In constructing progressions of practice in rank order by the extent to which they facilitate innovation, we start with a simple taxonomy of “innovation maturity.”

  • Level 3: Practices that are fully aligned with and engender innovation
  • Level 2: Practices that engender but do not maximize innovation
  • Level 1: Practices that are neutral or marginally enable innovation
  • Level -1: Practices that inhibit consistent innovation

    Having a “Level -1” is useful from the point of view that there is value in calling out practices that inhibit innovation. A Level 3 might be thought of as a maximum degree of facilitation. Between are varying degrees to which things are done that engender innovation but are suboptimal in a purely “innovation” context. This is not to say that Level 3 should be the target: there may be economic or operational reality why an organization peaks at level 2 or 1. This is also not to say that there are not levels beyond 3, but for purposes of constructing an initial model, it is best to keep it simple. Bear in mind that this is simply a model that provides us a structured way to analyse what we’re doing now and suggest what we should be doing instead.

    With a taxonomy, and a series of practices, we should be able to construct a “maturity flight” for each practice, sequencing activity in degree order to which each engenders innovation.

    For example, the “maturity flight” of the Compliance dimension of Governance might look like this:

  • Level 3: Compliance rules are automated and implemented as gatekeeper events in daily activity (e.g., through build) and feed a compliance dashboard
  • Level 2: Key success factors for solution completeness (security, performance, reliability) implemented as a battery of repeatable test suites
  • Level 1: Multi-disciplinary compliance working group formed with delivery leaders to articulate “solution completeness” in plain terms
  • Level -1: After-the-fact audit and review intended to find errors as opposed to guide solutions; rules set by non-delivery staff; rules exist in documentation

    Similarly, within Community, the Participation flight might look like this:

  • Level 3: Programmes established to recognize and enable participation (e.g., a 10% scheme, internally funded conferences)
  • Level 2: Communities fo Practices form; practice membership recognized by HR as a soft “matrix” organization; soft budget allocated
  • Level 1: Collaboration tools and space passively advertised; demand-based “at-will” participation
  • Level -1: Teams work in isolation; collaboration is a function of individual networking

    And so on, for all practices.

    By doing this for every practice area, it becomes possible for us to:

  • Identify specifically the deficiencies and obstacles to our ability to innovate,
  • Map the affinity that we have for innovation.
  • Track our progress as we improve our ability to innovate.

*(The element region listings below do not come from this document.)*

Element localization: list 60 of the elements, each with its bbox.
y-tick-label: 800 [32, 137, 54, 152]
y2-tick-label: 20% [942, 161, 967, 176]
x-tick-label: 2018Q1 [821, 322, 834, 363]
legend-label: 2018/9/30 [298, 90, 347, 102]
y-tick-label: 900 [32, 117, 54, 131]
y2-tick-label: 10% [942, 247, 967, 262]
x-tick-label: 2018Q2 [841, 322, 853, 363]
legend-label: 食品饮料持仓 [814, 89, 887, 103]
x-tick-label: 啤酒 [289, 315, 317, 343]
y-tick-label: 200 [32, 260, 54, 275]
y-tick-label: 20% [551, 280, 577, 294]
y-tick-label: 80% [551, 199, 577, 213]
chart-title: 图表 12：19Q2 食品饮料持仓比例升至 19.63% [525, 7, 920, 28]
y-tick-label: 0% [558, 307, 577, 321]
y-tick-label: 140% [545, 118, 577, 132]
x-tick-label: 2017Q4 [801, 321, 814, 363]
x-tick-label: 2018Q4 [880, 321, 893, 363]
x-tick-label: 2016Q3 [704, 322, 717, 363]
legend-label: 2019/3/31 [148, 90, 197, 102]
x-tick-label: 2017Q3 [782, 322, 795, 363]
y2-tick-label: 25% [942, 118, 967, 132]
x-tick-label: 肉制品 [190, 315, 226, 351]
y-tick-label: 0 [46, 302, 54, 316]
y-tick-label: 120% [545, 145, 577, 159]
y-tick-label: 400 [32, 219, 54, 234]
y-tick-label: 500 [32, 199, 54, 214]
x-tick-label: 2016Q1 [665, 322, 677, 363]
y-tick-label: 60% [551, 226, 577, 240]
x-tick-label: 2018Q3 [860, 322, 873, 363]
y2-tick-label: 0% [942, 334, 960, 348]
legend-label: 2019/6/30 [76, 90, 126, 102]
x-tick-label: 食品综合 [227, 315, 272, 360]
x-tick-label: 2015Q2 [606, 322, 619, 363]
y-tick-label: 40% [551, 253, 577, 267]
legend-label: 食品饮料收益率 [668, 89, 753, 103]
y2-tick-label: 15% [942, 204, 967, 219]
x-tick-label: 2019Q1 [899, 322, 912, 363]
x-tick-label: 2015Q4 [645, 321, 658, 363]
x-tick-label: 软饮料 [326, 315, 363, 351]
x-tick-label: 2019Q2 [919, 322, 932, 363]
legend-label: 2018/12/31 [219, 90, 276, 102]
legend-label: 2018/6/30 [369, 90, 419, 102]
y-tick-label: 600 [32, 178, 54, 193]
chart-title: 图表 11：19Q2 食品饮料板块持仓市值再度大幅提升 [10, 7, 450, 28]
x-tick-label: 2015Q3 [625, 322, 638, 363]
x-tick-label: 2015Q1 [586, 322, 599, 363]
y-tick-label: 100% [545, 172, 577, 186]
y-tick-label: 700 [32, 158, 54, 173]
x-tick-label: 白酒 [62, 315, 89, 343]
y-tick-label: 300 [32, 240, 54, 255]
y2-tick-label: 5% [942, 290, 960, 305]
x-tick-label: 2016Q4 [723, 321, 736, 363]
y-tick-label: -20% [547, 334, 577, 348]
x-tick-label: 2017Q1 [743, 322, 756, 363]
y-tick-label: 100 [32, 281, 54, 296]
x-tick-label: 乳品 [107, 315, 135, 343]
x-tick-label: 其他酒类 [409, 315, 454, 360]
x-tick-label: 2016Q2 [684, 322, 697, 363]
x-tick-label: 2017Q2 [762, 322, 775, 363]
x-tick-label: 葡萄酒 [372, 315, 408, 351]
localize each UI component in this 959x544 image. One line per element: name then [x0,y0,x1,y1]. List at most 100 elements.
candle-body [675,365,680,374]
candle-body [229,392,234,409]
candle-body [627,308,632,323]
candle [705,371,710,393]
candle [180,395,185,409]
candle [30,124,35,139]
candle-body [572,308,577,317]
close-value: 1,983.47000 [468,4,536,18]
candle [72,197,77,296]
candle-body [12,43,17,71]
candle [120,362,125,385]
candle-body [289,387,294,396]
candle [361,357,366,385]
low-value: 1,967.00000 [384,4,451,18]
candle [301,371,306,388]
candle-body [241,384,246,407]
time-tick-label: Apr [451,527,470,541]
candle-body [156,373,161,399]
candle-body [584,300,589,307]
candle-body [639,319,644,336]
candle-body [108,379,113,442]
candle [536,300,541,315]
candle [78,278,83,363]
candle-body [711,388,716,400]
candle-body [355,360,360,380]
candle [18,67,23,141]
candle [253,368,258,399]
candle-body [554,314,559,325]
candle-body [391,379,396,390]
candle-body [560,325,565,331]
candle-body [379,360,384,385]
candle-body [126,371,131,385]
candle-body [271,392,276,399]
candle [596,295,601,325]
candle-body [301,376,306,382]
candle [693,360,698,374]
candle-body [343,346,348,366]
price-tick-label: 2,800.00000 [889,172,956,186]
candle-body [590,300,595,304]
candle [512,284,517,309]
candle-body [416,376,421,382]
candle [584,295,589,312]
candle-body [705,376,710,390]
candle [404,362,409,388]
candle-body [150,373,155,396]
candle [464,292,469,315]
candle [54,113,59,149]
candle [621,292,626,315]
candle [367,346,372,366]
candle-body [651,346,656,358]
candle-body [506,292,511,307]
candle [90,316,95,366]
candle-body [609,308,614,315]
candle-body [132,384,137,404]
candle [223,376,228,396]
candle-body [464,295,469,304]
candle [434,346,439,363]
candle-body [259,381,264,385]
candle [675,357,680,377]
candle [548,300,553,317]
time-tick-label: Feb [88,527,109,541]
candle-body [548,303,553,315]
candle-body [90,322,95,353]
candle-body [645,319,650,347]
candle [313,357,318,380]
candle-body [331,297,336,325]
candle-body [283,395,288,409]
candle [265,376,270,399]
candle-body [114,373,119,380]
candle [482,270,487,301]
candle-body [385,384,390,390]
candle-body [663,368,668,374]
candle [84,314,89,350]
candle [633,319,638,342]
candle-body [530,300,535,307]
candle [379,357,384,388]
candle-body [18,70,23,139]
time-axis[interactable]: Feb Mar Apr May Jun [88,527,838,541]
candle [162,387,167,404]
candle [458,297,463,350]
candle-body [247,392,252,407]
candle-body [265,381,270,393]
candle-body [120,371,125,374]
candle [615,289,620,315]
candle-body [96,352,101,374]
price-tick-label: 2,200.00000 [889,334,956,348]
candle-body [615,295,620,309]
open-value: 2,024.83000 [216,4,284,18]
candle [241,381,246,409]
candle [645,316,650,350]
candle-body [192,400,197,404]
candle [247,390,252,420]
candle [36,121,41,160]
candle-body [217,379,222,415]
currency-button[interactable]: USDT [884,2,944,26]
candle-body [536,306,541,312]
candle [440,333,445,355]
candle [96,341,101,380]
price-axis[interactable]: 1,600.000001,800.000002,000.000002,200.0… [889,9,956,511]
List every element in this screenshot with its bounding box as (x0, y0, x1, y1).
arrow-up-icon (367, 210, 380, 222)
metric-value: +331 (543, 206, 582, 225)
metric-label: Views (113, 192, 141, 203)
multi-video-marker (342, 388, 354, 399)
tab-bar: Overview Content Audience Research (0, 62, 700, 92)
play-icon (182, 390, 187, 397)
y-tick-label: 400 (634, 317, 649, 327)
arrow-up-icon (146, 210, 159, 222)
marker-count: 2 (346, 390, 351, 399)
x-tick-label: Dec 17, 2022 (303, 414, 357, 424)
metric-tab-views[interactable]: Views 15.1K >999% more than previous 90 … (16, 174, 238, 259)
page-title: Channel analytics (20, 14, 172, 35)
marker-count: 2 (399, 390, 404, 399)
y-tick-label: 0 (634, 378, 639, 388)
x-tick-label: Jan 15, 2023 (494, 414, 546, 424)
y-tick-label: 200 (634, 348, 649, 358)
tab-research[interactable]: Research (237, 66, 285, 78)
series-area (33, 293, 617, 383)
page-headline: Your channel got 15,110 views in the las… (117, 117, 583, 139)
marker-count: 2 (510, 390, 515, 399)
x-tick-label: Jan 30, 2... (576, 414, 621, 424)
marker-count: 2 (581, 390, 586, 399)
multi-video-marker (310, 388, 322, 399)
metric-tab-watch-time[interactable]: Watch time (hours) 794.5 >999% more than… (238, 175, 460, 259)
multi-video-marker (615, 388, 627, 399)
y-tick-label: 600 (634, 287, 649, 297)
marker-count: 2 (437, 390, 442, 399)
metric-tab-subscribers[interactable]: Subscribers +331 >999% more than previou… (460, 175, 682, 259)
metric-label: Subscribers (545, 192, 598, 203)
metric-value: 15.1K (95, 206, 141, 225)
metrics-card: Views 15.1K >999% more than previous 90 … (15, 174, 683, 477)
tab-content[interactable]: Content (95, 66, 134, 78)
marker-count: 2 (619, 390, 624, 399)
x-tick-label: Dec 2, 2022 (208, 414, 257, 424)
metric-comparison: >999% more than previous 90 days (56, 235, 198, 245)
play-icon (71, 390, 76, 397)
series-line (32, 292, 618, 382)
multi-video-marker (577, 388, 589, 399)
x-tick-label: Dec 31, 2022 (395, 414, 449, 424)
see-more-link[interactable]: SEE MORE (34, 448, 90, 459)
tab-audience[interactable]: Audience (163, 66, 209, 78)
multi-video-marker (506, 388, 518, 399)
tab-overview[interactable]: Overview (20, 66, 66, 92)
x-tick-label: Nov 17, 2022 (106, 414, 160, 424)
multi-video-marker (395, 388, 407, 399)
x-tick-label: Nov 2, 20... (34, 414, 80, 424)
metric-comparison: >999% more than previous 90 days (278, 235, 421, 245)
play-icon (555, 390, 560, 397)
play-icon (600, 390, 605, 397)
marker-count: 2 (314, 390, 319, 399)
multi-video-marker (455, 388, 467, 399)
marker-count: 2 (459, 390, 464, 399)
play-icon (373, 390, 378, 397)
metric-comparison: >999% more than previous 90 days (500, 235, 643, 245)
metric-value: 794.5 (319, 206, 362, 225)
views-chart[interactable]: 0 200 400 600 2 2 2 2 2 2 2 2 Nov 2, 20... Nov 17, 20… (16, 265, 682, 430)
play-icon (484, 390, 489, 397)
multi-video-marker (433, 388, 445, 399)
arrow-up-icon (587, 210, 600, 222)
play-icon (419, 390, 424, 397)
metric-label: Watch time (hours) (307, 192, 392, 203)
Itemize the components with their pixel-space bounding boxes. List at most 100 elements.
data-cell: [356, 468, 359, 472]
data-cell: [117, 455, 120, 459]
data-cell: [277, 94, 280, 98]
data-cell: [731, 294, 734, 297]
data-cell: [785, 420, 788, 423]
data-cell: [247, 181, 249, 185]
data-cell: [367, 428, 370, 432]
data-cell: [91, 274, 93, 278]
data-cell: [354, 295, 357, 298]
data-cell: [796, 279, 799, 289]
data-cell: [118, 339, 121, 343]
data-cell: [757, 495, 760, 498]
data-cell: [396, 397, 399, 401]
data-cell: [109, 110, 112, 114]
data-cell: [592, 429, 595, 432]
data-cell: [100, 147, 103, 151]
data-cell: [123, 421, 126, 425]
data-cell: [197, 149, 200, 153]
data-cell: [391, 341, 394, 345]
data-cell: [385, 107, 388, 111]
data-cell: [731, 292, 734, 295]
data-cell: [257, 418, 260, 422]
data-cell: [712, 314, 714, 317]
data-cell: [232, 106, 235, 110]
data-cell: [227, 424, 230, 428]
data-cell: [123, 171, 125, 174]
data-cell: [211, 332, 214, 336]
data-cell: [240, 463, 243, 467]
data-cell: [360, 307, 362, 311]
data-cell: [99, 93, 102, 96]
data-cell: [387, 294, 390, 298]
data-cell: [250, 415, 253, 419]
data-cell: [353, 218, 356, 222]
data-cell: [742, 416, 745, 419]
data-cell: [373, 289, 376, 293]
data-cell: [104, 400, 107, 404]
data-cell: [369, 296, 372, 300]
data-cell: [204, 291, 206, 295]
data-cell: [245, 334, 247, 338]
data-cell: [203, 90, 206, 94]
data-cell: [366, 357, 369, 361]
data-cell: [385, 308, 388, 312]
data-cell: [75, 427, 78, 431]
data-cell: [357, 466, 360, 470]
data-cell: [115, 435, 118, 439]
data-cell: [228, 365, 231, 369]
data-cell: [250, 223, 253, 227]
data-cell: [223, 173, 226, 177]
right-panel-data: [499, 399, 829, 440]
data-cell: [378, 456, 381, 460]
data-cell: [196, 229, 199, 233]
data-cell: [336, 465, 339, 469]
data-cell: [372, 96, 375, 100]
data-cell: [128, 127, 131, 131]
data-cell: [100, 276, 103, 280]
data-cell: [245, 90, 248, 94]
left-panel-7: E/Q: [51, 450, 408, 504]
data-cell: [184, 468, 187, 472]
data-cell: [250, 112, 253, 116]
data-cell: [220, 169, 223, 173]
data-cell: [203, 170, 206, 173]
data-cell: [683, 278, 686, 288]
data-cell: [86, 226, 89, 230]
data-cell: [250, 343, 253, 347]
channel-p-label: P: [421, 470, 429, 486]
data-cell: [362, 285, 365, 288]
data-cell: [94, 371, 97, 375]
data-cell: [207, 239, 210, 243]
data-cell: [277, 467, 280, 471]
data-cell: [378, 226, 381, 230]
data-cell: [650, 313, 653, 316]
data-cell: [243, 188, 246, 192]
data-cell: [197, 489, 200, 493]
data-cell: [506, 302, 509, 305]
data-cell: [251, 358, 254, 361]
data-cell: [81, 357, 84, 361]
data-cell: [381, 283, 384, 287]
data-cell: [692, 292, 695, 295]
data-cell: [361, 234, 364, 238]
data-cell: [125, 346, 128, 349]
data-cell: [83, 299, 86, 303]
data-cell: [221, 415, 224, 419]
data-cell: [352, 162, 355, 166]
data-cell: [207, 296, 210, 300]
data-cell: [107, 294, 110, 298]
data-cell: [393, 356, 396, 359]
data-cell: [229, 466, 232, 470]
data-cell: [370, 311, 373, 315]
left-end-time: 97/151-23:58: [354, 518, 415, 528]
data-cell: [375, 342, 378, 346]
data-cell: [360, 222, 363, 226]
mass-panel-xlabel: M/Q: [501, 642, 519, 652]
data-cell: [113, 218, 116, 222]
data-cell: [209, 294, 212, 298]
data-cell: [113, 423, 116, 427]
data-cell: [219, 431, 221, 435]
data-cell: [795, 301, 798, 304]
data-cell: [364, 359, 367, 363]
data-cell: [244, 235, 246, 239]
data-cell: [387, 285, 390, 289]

    Of course, with as many as 19 practice areas identified, this is going to produce a lot of data.As we have an index and a categorization for each, we can consolidate our scores and get an overall assessment of our Agility, Community and Governance practices.

    In so doing, we have a composite picture of where we’re at relative to where we’d like to be relative to an “ideal state.” Again, we have to use this judiciously: this is not intended as a certification or a mandate. It is an indicator that, properly applied, should allow us to better ask and answer: to what extent does our organisation really do the things that lend themselves to innovation? We cannot expect innovation from an environment that is not conducive to it. This degree of insight goes a long way to avoiding a futile “innovation mandate.”